Stephen York
Stephen York

Reputation: 1429

Restricting commands to procedure only in MySQL / MariaDB

I've put together a FiveM server using alot of public code and discovered there are cheat systems out there that allow the user to corrupt or delete the underlying database. The reason is because they can inject Lua scripts which can contain DROP, DELETE INSERT and UPDATE and if they know the schema potentially could do whatever they like.

My intention is to deny access to every command except for SELECT and move all the other logic to stored procedures. The thing is that the user executing the proc will be the game user account which if locked out would also be blocked server side? Am I able to deny access from calling applications but allow access from within a stored procedure or have the procs execute as a different account vs the normal SELECT statements? Are there any other considerations or designs that could work? I'll be using parameters across all calls to help guard against injection, but I'm fairly new to MySQL so wondering what other steps people take for these scenarios.

Upvotes: 1

Views: 484

Answers (1)

Bill Karwin
Bill Karwin

Reputation: 562358

Yes, you can give the MySQL user privilege to call procedures only. Then the procedures execute with the privileges of the user who defined the procedure.
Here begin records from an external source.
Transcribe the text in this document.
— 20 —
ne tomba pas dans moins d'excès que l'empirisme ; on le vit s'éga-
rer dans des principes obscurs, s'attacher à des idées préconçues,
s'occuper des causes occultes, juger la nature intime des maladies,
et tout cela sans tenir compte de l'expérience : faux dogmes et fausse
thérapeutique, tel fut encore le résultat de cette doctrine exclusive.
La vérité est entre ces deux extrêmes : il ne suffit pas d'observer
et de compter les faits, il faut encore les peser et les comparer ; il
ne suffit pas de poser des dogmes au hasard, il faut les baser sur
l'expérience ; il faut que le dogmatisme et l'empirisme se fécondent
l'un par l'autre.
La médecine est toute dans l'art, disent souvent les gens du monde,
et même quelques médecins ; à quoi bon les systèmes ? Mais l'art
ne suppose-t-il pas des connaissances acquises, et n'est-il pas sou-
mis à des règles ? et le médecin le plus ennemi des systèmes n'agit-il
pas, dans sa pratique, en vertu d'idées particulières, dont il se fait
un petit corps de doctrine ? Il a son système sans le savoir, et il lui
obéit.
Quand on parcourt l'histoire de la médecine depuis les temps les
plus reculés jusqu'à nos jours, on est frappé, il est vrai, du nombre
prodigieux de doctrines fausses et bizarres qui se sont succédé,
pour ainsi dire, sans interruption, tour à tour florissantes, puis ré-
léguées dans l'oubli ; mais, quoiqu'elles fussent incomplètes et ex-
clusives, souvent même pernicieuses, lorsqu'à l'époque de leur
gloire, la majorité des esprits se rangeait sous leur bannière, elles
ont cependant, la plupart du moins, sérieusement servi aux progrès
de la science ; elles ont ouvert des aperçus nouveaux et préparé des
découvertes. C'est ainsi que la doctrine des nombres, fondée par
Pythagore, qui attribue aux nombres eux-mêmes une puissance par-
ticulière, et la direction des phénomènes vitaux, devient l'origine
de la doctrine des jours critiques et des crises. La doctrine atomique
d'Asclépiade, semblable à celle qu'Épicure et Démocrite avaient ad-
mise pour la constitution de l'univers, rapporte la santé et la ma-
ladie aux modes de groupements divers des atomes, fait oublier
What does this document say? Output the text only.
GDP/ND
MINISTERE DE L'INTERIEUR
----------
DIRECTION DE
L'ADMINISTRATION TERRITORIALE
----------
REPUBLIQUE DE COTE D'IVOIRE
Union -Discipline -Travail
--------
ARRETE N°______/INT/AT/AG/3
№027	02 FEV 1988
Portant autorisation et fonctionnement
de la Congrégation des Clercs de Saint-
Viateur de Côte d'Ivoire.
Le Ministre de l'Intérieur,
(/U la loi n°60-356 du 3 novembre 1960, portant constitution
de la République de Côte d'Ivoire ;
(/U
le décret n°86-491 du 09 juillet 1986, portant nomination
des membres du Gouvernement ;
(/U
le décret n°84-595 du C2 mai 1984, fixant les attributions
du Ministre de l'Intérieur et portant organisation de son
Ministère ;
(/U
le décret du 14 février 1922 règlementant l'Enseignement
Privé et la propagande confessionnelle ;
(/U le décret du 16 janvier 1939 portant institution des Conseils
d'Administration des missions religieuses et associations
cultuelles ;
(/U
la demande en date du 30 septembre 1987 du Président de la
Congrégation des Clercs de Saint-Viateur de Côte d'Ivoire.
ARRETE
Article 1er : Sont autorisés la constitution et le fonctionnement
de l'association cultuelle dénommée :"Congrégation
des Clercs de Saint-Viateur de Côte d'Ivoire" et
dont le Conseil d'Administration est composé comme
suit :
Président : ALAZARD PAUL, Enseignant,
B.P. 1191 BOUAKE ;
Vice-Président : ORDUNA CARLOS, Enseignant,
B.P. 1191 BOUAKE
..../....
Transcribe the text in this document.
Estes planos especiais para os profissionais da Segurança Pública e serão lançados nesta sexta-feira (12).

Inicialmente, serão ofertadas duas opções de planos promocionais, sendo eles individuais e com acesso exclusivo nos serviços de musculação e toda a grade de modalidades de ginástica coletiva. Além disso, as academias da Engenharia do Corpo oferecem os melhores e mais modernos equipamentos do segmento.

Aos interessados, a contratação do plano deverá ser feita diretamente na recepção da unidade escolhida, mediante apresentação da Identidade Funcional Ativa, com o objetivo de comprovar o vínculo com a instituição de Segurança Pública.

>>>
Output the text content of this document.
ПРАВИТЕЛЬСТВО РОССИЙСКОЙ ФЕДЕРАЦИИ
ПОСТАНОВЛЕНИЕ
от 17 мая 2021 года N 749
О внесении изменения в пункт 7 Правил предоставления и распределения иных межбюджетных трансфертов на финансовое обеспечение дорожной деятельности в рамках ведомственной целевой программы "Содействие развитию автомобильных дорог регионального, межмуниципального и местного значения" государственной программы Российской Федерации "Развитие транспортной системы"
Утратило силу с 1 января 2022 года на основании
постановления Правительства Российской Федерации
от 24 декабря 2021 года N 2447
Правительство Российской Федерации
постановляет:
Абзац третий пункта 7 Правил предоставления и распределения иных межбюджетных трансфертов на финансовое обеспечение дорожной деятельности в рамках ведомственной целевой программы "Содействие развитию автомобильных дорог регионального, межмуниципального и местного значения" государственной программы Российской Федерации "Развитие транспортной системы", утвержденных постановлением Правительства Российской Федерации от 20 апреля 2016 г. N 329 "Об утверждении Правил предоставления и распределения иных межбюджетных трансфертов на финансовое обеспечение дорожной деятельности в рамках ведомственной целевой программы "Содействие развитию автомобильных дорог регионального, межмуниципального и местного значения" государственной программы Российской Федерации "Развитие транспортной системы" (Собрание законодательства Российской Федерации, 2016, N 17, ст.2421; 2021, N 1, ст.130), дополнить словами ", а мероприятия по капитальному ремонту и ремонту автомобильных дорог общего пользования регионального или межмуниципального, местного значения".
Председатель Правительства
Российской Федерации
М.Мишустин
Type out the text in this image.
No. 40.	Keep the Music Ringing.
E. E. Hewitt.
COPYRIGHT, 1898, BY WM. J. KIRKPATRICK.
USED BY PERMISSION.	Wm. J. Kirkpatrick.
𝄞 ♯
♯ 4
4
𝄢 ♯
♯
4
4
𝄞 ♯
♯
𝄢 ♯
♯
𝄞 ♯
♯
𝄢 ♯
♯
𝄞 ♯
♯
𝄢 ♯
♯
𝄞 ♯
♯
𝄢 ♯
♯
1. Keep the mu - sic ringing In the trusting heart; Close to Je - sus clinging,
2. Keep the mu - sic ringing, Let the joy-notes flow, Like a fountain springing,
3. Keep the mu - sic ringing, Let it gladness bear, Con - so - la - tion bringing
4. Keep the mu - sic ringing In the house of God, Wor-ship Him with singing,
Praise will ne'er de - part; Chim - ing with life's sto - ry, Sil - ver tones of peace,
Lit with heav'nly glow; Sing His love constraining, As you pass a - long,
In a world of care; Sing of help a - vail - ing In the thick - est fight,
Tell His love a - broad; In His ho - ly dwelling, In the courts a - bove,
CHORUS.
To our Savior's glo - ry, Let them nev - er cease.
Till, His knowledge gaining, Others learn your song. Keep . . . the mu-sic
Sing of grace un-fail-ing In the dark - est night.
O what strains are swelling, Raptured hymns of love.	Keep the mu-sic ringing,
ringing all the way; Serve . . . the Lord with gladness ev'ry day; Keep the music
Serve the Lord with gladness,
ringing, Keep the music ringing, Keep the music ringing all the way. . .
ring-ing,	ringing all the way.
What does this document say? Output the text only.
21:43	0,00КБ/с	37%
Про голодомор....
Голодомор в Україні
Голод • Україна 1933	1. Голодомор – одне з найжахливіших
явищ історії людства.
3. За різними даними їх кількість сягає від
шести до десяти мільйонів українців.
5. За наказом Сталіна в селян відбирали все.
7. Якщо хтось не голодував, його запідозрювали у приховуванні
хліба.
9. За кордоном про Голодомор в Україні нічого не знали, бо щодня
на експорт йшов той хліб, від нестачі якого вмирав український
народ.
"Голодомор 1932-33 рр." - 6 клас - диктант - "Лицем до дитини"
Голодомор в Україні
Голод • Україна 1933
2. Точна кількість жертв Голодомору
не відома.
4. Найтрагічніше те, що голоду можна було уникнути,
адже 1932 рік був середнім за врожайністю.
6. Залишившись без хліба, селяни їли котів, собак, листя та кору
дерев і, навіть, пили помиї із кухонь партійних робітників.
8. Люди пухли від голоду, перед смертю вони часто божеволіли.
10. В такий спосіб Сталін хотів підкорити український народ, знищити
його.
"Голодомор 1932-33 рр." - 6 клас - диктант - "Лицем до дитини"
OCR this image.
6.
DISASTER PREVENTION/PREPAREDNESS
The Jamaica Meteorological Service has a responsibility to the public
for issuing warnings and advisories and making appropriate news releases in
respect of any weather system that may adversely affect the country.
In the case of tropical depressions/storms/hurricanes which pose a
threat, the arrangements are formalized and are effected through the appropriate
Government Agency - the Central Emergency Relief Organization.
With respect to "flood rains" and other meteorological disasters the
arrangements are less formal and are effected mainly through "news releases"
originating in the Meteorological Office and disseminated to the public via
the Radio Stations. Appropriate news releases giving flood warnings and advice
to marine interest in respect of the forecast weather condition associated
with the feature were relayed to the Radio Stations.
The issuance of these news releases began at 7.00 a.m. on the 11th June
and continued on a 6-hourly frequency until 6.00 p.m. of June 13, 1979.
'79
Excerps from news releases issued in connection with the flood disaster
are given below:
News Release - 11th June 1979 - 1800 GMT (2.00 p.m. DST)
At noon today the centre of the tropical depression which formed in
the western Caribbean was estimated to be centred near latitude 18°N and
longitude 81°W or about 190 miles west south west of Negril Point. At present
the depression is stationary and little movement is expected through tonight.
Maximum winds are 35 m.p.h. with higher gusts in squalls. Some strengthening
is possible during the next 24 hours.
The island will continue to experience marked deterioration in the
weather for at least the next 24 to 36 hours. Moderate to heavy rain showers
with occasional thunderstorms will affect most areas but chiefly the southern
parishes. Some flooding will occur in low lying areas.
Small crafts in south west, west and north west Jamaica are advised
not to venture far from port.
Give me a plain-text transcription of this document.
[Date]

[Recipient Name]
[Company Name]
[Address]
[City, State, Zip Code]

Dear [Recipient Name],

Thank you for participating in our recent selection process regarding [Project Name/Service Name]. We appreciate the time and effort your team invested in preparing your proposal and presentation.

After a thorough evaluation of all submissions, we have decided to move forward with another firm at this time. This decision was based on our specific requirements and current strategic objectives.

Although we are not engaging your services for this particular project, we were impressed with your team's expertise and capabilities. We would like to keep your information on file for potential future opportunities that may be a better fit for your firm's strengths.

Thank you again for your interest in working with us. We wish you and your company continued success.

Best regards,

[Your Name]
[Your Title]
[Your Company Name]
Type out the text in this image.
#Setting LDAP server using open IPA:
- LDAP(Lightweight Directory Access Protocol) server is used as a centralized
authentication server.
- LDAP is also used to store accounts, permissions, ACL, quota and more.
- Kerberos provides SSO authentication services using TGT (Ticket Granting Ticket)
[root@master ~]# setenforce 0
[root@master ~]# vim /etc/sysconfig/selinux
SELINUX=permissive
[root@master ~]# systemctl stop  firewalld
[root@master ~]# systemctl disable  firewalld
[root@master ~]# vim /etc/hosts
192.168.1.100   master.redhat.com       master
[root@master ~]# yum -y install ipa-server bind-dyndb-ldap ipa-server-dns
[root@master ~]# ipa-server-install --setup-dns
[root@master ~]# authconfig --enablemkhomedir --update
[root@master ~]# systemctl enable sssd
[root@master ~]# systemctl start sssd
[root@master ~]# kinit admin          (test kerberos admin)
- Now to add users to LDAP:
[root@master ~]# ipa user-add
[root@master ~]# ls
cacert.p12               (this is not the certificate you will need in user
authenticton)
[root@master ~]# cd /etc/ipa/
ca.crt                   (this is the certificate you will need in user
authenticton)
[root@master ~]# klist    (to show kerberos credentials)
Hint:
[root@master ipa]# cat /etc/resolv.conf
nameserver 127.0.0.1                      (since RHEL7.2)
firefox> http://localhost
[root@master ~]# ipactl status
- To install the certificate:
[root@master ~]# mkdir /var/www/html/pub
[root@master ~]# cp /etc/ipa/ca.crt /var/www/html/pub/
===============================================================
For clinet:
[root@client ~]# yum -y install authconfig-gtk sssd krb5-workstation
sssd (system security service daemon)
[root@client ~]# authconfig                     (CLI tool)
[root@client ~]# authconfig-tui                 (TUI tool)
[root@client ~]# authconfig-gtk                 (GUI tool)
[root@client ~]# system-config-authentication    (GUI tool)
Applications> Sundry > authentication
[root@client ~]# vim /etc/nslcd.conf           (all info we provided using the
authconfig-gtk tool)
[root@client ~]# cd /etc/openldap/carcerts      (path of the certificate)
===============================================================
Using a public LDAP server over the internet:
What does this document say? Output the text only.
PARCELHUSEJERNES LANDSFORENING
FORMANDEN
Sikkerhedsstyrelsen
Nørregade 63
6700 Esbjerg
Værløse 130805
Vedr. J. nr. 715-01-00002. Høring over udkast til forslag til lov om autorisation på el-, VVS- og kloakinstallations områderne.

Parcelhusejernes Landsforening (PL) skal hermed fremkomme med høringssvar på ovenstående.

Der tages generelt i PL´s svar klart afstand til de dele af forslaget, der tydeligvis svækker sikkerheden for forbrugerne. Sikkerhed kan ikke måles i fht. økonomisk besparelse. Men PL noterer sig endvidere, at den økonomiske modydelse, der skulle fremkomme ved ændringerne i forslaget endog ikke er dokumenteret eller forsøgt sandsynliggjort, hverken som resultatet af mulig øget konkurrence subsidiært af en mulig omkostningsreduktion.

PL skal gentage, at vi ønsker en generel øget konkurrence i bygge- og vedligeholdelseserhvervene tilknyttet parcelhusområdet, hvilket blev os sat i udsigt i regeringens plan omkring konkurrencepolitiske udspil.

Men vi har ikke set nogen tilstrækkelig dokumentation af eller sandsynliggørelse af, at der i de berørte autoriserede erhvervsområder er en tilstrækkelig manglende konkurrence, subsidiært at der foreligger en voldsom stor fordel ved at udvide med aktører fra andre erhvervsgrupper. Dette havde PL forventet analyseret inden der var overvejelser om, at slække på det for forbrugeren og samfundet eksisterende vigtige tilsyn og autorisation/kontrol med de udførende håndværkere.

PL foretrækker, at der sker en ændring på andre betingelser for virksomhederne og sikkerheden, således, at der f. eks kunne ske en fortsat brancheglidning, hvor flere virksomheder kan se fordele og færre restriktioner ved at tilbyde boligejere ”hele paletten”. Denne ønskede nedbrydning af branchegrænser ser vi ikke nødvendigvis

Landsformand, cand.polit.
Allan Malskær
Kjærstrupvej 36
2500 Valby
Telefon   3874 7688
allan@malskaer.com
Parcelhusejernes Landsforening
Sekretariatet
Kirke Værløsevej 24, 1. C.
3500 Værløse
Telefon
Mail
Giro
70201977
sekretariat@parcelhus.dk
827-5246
Read https://dev.mysql.com/doc/refman/8.0/en/create-procedure.html the parts about SQL SECURITY which has choices DEFINER or INVOKER. The default is DEFINER, which is what you want.

However, you would also need to deny SELECT privilege to the app user. A malicious user can cause problems with nothing but SELECT privilege. They can't change data, but they can overload the database server.

So you'd need to implement every database query, both reads and writes, in a collection of stored procedures.

Here's an alternative suggestion: Allow the app to work as it does today, where the app connects using its username and does SQL queries directly.

But if the user wants to invoke their Lua script, only allow that on a separate database connection, using a different MySQL user with limited privileges. Basically only the EXECUTE privilege on a specific schema. You can implement a set of stored procedures that the Lua script is allowed to run, and put them in that schema. Then Lua scripts cannot do other tasks that the app does, a Lua script can only run the finite set of procedures you want to allow them to run.